Watching Michaela Coel in I May Destroy You was particularly revelatory—not just because it was a nuanced and beautifully told story about consent and assault but because it was an entirely singular and specific portrayal of Black womanhood. The show was created, written, co-directed, and produced by Coel, and the strength of her auteurship is why the show felt so vividly realized. These portrayals are rare, even as there’s an increased spotlight on female storytelling. It’s white women who take up most of Hollywood’s small space for female writers and directors and white women who get the major and bit parts in both male- and female-centered films.

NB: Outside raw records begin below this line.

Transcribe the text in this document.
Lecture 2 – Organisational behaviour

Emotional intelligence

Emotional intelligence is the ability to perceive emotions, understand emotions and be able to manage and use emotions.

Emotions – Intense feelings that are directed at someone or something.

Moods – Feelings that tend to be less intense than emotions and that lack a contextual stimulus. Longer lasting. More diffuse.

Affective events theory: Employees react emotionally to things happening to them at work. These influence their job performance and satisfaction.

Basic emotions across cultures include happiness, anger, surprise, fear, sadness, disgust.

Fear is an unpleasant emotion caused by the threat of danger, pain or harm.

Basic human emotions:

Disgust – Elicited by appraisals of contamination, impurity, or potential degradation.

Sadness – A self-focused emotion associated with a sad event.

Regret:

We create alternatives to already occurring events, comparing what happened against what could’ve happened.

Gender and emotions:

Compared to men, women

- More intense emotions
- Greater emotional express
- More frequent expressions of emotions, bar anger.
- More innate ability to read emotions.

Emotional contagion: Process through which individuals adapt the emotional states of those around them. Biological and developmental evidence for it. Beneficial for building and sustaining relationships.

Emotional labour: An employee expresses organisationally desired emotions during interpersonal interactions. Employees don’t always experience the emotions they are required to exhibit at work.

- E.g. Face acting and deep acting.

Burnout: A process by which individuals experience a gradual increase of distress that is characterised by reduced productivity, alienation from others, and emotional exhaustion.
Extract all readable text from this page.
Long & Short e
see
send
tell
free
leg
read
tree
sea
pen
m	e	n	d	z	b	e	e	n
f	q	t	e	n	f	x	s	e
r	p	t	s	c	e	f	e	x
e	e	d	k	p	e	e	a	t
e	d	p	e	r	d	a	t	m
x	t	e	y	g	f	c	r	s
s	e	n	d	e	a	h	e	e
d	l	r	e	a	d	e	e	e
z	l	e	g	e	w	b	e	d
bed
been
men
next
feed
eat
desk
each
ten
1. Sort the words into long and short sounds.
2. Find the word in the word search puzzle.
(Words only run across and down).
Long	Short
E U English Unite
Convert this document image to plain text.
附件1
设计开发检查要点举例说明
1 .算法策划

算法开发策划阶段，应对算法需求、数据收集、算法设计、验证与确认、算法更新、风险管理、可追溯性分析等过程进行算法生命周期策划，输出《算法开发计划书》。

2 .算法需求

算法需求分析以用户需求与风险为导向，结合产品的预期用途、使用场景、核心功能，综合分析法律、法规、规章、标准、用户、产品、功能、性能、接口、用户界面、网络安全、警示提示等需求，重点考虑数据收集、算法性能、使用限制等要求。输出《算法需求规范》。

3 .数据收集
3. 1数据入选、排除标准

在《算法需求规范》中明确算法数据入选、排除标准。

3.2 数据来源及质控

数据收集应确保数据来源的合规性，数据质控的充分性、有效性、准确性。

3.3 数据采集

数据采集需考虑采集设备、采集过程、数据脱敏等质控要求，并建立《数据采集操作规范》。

And yet as I lament the limited emotional range for women in men’s screenplays, I can’t help but feel dismayed that Black actresses don’t ever get to have their scream. Just as an over-the-top performance is a rite of passage for an actor, the scream feels like a trendy new confirmation of an actress’s bona fides. Viola Davis—who, lest you forget, is one of a handful of actors to win an Oscar, an Emmy, and a Tony for performances both hyperrealistic and melodramatic—has spoken at length about being underpaid and unacknowledged. To quote Davis herself, she has a career comparable to Meryl Streep, Julianne Moore, or Sigourney Weaver and yet receives a fraction of the opportunities these actresses do. The odds are stacked against us, as exemplified by who gets to scream in Big Little Lies. Zoe Kravitz is the slightest of the “Monterey Five,” both in screen-time and in characterization. She facilitates the other characters’ arcs, offering Reese Witherspoon a scapegoat for her jealousy, releasing Nicole Kidman from her abusive marriage and Shailene Woodley from her trauma. Her interiority and backstory are only useful as perceived through the gaze of her white conspirators, the racial ramifications of her role in a murder and its subsequent cover-up are never explored. The scream gap ensures that the white women get the big, soapy beats of the show—and the accompanying buzz—while the Black women who guided them to that moment are off screen.

This is not to say that there aren’t juicy, emotional roles for Black actors. In fact there’s a whole genre of movies about Black pain that can reliably secure funding and win Black people awards, even in predominantly white awards seasons. A few recent and acclaimed examples varying in both degrees of quality and Black involvement are Them, Harriet, Waves, or Green Book. The worst of these movies force Black characters to remain steadfast as injustices pile up, forgiving all who trespass against them. Both the scream and the Black Pain genre, to different extents, are commodifications of pain as imagined by a generally male, generally white production team.

In film, the scream presents an opportunity for white women to regain control. There’s no power to take back for Black women. We never had it in the first place. I am hopeful that the scream will be a footnote in male-written and male-directed portrayals of women and not a resting point—the scream is a step in how men culturally understand how women endure public oppression and private frustration. If the scream becomes a go-to expression not just of emotion but of “Good Acting,” it flattens acting as an art form and leaves even less space for Black actresses and other actresses of color. I don’t know how this limited emotional imagination can include non-binary and gender-fluid actors, who are rarely allowed to portray any type of emotional arc, much less one that encompasses rage and righteous frustration. As I often am in my personal life, I am hopeful that men will change, though I am not particularly invested. I am more confident that an increase in female writers will mean a diversity in the types of women on film and the display of emotions permitted to them, that the women I’ve listed above will receive the attention that has too long lingered on lesser male writers, and that they will change the shape of the canon to embrace the many types of female storytelling it has often excluded.